The genus Talaromyces (Eurotiomycetes, Trichocomaceae) is an important species due to its widespread use in food, agricultural production and medicine. At present, some strains and their metabolites have been studied, and many secondary metabolites have shown good biological activity, such as antibacterial [24,25,26], antitumor [27,28,29], antiviral [30,31] and enzyme inhibition [32,33] activity. In addition, researchers reported its application in insect biocontrol, such as silkworms [34,35] and notorious nematodes [36]. To date, few studies have investigated its insecticidal activity against locust L. migratoria manilensis. Therefore, the potential of these fungi must be explored. Additionally, our study indicated that the fermented broth of fungus BS5 T. purpureogenus had insecticidal activity against locust L. migratoria manilensis. The petroleum ether, dichloromethane, ethyl acetate and n-butanol extracts of the fermented broth of fungus BS5 were tested for bioassays against the locust L. migratoria manilensis. Among them, the ethyl acetate extract showed the strongest insecticidal activity. At concentrations of 5000 and 10,000 µg/mL, the ethyl acetate extract showed the highest mortality rate (over 80%), while the other extracts exhibited much lower insecticidal activity. Ethyl acetate extract displayed good insecticidal activity with an LC50 value of 1077.94 μg/mL after 6 days. The ethyl acetate extract was therefore fractionated by silica gel column chromatography to isolate and purify its bioactive chemical constituents.

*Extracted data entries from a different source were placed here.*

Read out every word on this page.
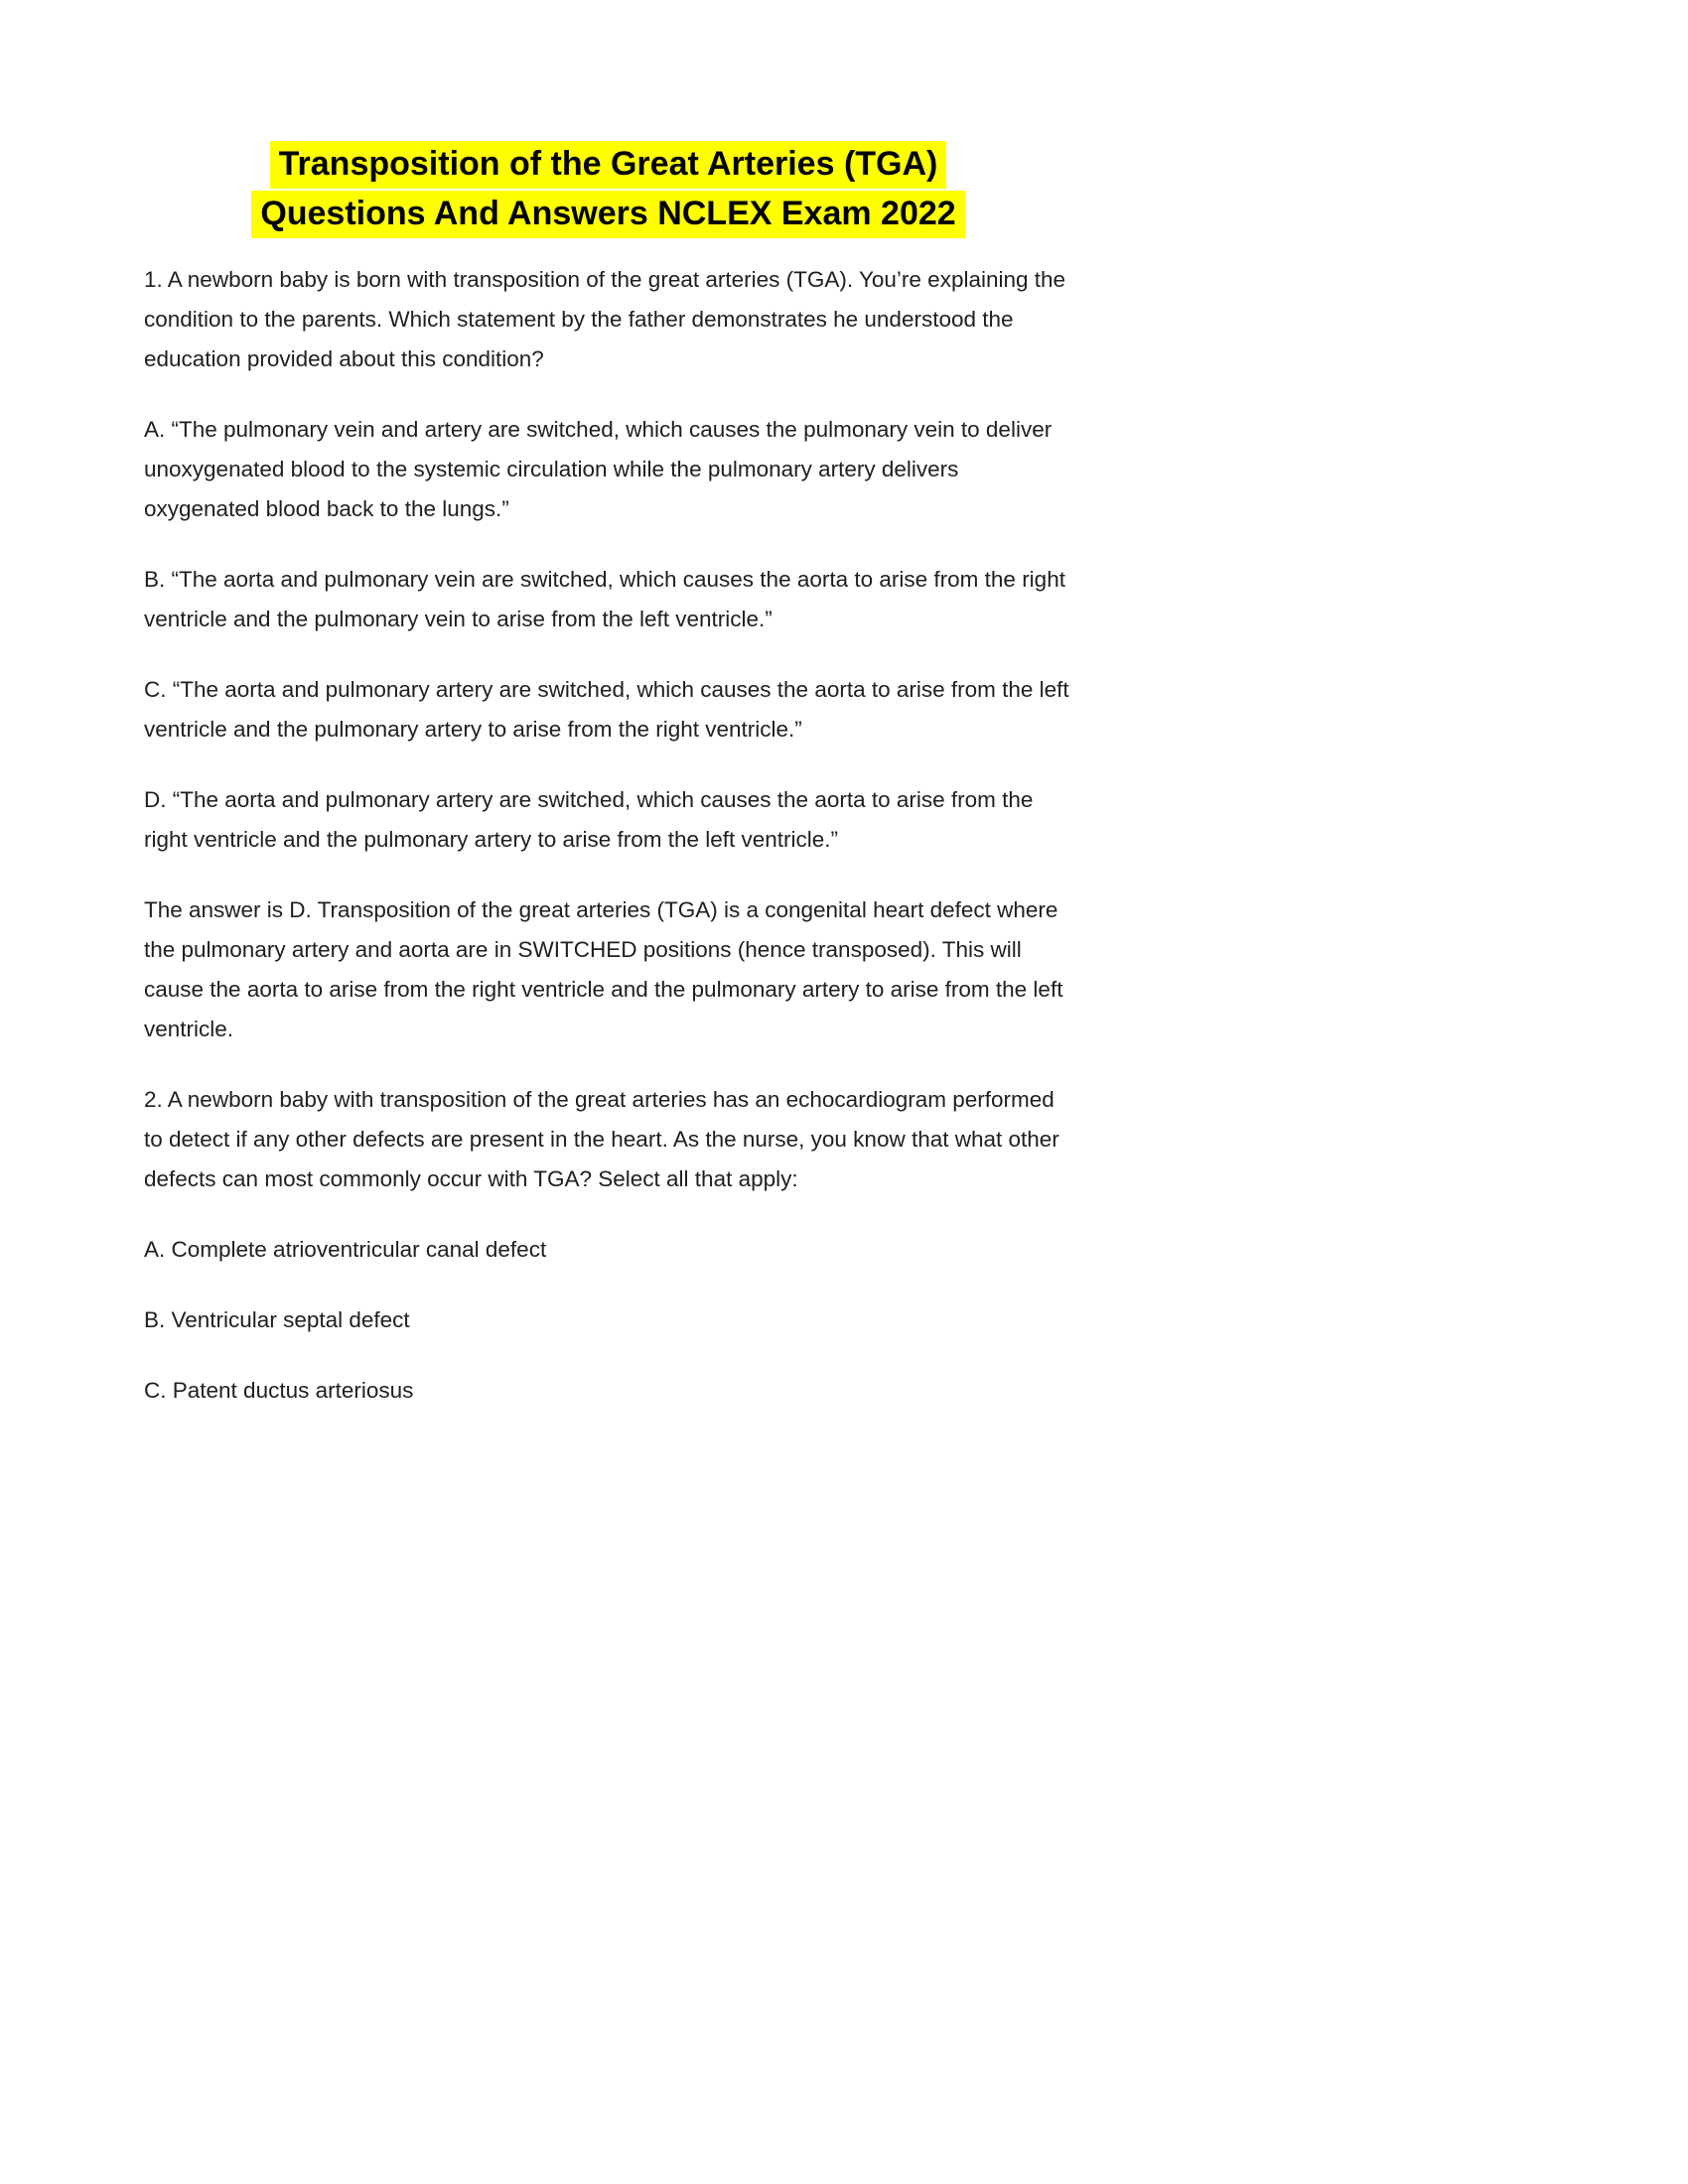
Transposition of the Great Arteries (TGA)
Questions And Answers NCLEX Exam 2022

1. A newborn baby is born with transposition of the great arteries (TGA). You’re explaining the condition to the parents. Which statement by the father demonstrates he understood the education provided about this condition?

A. “The pulmonary vein and artery are switched, which causes the pulmonary vein to deliver unoxygenated blood to the systemic circulation while the pulmonary artery delivers oxygenated blood back to the lungs.”

B. “The aorta and pulmonary vein are switched, which causes the aorta to arise from the right ventricle and the pulmonary vein to arise from the left ventricle.”

C. “The aorta and pulmonary artery are switched, which causes the aorta to arise from the left ventricle and the pulmonary artery to arise from the right ventricle.”

D. “The aorta and pulmonary artery are switched, which causes the aorta to arise from the right ventricle and the pulmonary artery to arise from the left ventricle.”

The answer is D. Transposition of the great arteries (TGA) is a congenital heart defect where the pulmonary artery and aorta are in SWITCHED positions (hence transposed). This will cause the aorta to arise from the right ventricle and the pulmonary artery to arise from the left ventricle.

2. A newborn baby with transposition of the great arteries has an echocardiogram performed to detect if any other defects are present in the heart. As the nurse, you know that what other defects can most commonly occur with TGA? Select all that apply:

A. Complete atrioventricular canal defect

B. Ventricular septal defect

C. Patent ductus arteriosus
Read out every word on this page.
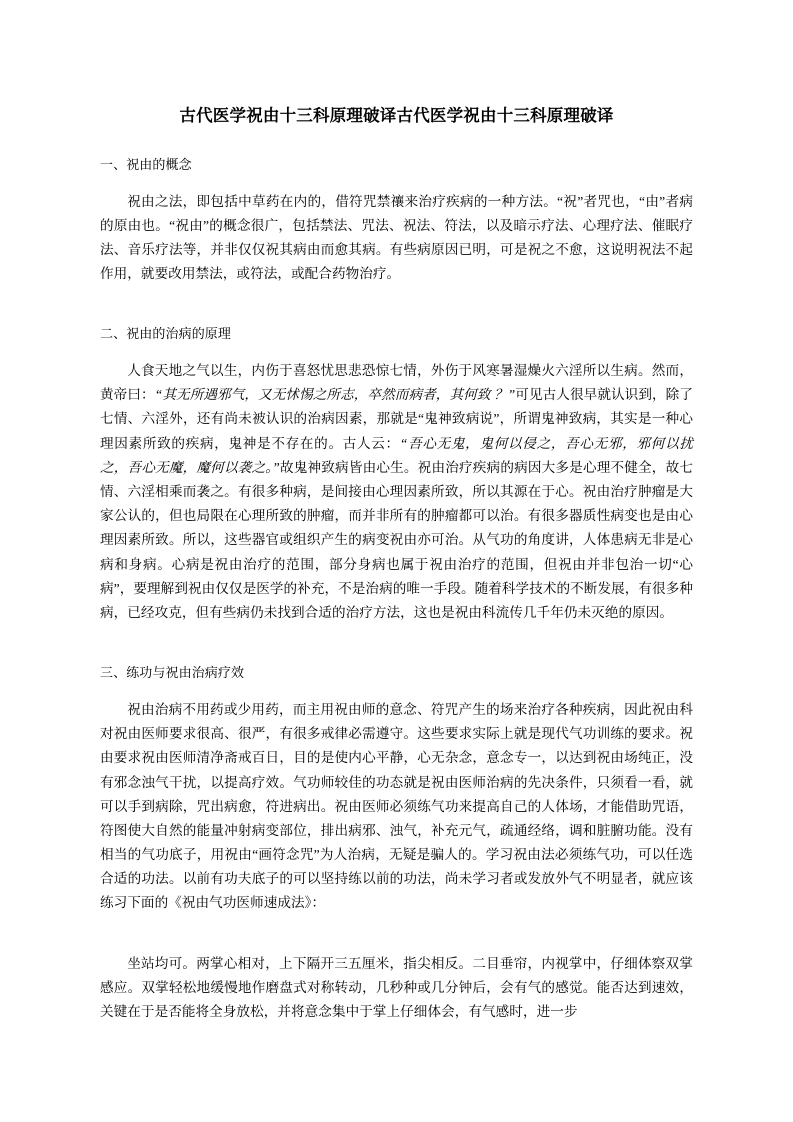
古代医学祝由十三科原理破译古代医学祝由十三科原理破译
一、祝由的概念

祝由之法，即包括中草药在内的，借符咒禁禳来治疗疾病的一种方法。“祝”者咒也，“由”者病的原由也。“祝由”的概念很广，包括禁法、咒法、祝法、符法，以及暗示疗法、心理疗法、催眠疗法、音乐疗法等，并非仅仅祝其病由而愈其病。有些病原因已明，可是祝之不愈，这说明祝法不起作用，就要改用禁法，或符法，或配合药物治疗。

二、祝由的治病的原理

人食天地之气以生，内伤于喜怒忧思悲恐惊七情，外伤于风寒暑湿燥火六淫所以生病。然而，黄帝曰：“其无所遇邪气，又无怵惕之所志，卒然而病者，其何致 ？”可见古人很早就认识到，除了七情、六淫外，还有尚未被认识的治病因素，那就是“鬼神致病说”，所谓鬼神致病，其实是一种心理因素所致的疾病，鬼神是不存在的。古人云：“吾心无鬼，鬼何以侵之，吾心无邪，邪何以扰之，吾心无魔，魔何以袭之。”故鬼神致病皆由心生。祝由治疗疾病的病因大多是心理不健全，故七情、六淫相乘而袭之。有很多种病，是间接由心理因素所致，所以其源在于心。祝由治疗肿瘤是大家公认的，但也局限在心理所致的肿瘤，而并非所有的肿瘤都可以治。有很多器质性病变也是由心理因素所致。所以，这些器官或组织产生的病变祝由亦可治。从气功的角度讲，人体患病无非是心病和身病。心病是祝由治疗的范围，部分身病也属于祝由治疗的范围，但祝由并非包治一切“心病”，要理解到祝由仅仅是医学的补充，不是治病的唯一手段。随着科学技术的不断发展，有很多种病，已经攻克，但有些病仍未找到合适的治疗方法，这也是祝由科流传几千年仍未灭绝的原因。

三、练功与祝由治病疗效

祝由治病不用药或少用药，而主用祝由师的意念、符咒产生的场来治疗各种疾病，因此祝由科对祝由医师要求很高、很严，有很多戒律必需遵守。这些要求实际上就是现代气功训练的要求。祝由要求祝由医师清净斋戒百日，目的是使内心平静，心无杂念，意念专一，以达到祝由场纯正，没有邪念浊气干扰，以提高疗效。气功师较佳的功态就是祝由医师治病的先决条件，只须看一看，就可以手到病除，咒出病愈，符进病出。祝由医师必须练气功来提高自己的人体场，才能借助咒语，符图使大自然的能量冲射病变部位，排出病邪、浊气，补充元气，疏通经络，调和脏腑功能。没有相当的气功底子，用祝由“画符念咒”为人治病，无疑是骗人的。学习祝由法必须练气功，可以任选合适的功法。以前有功夫底子的可以坚持练以前的功法，尚未学习者或发放外气不明显者，就应该练习下面的《祝由气功医师速成法》：

坐站均可。两掌心相对，上下隔开三五厘米，指尖相反。二目垂帘，内视掌中，仔细体察双掌感应。双掌轻松地缓慢地作磨盘式对称转动，几秒种或几分钟后，会有气的感觉。能否达到速效，关键在于是否能将全身放松，并将意念集中于掌上仔细体会，有气感时，进一步
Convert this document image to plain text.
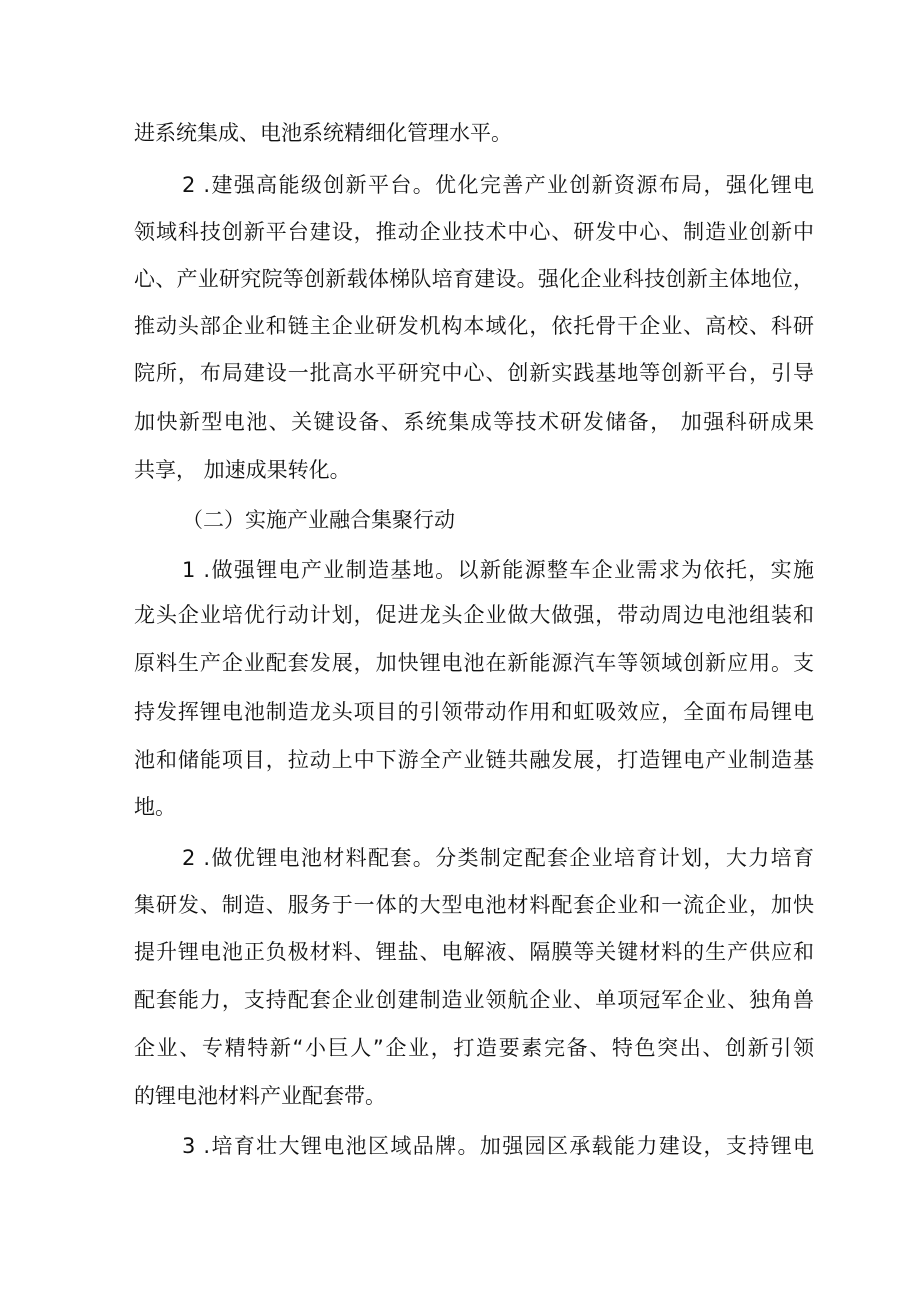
进系统集成、电池系统精细化管理水平。
2 .建强高能级创新平台。优化完善产业创新资源布局，强化锂电
领域科技创新平台建设，推动企业技术中心、研发中心、制造业创新中
心、产业研究院等创新载体梯队培育建设。强化企业科技创新主体地位，
推动头部企业和链主企业研发机构本域化，依托骨干企业、高校、科研
院所，布局建设一批高水平研究中心、创新实践基地等创新平台，引导
加快新型电池、关键设备、系统集成等技术研发储备， 加强科研成果
共享， 加速成果转化。
（二）实施产业融合集聚行动
1 .做强锂电产业制造基地。以新能源整车企业需求为依托，实施
龙头企业培优行动计划，促进龙头企业做大做强，带动周边电池组装和
原料生产企业配套发展，加快锂电池在新能源汽车等领域创新应用。支
持发挥锂电池制造龙头项目的引领带动作用和虹吸效应，全面布局锂电
池和储能项目，拉动上中下游全产业链共融发展，打造锂电产业制造基
地。
2 .做优锂电池材料配套。分类制定配套企业培育计划，大力培育
集研发、制造、服务于一体的大型电池材料配套企业和一流企业，加快
提升锂电池正负极材料、锂盐、电解液、隔膜等关键材料的生产供应和
配套能力，支持配套企业创建制造业领航企业、单项冠军企业、独角兽
企业、专精特新“小巨人”企业，打造要素完备、特色突出、创新引领
的锂电池材料产业配套带。
3 .培育壮大锂电池区域品牌。加强园区承载能力建设，支持锂电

Phellamurin is a flavonoid glycoside that is abundant in the leaves of Phellodendron wilsonii Hayata et Kanehira (Rutaceae). Studies have reported its various biological activities, such as antitumor function. Additionally, Honda et al. [37] reported that phellamurin can inhibit egg laying by Papilio protenor. However, few studies showed its insecticidal activity against locusts. Structurally, rubratoxins belong to the family of nonadrides, a group of fungal natural products with a cyclononane ring and two fused maleic anhydrides to form the 5–9–5 core ring system [38]. T. purpureogenus can produce extracellular enzymes and red pigment and also produces mycotoxins, such as rubratoxin A and B [39,40]. Samson et al. [41] reported that Talaromyces and Penicillium can produce rubratoxins. Wang et al. [42] reported that metabolite rubratoxin B yielded from a bioassay-guided fractionation of soil fungus Penicillium purpurogenum fermentation using a morphological deformation of Pyricularia oryzae mycelia exhibited cell toxicity, inhibition of cell proliferation and matrix metalloproteinase 2 and 9 activities. The literature has demonstrated the presence of rubratoxins in T. purpureogenus. At present, there are a large number of studies on the biological activity of rubratoxin B with antitumor and bacteriostatic activity. However, few studies showed insecticidal activity. In our study, the separated fractions from the ethyl acetate extract were evaluated for their insecticidal activity against third-instar larva of L. migratoria manilensis. Additionally, fraction Fr.2.2.2 displayed good insecticidal activity with an LC50 value of 674.87 μg/mL, and we used UPLC-Q-Exactive Orbitrap/MS for further analysis. The results show phellamurin and rubratoxin B were in fraction Fr.2.2.2, but the insecticidal activity of the compounds needs to be further investigated. In addition, further research is also needed to evaluate the mechanism of insecticidal activity.

5. Conclusions

In this report, fungus T. purpureogenus BS5, which was isolated from a soil sample collected in the Tibetan Plateau, was found to be insecticidally active against locust L. migratoria manilensis, which had a certain reference value for the biological control of locust. Furthermore, fraction Fr.2.2.2 displayed good insecticidal activity against locusts. The results show phellamurin and rubratoxin B were in fraction Fr.2.2.2, and the results may serve as a screening medium for a leader compound in the development of insecticidal drugs.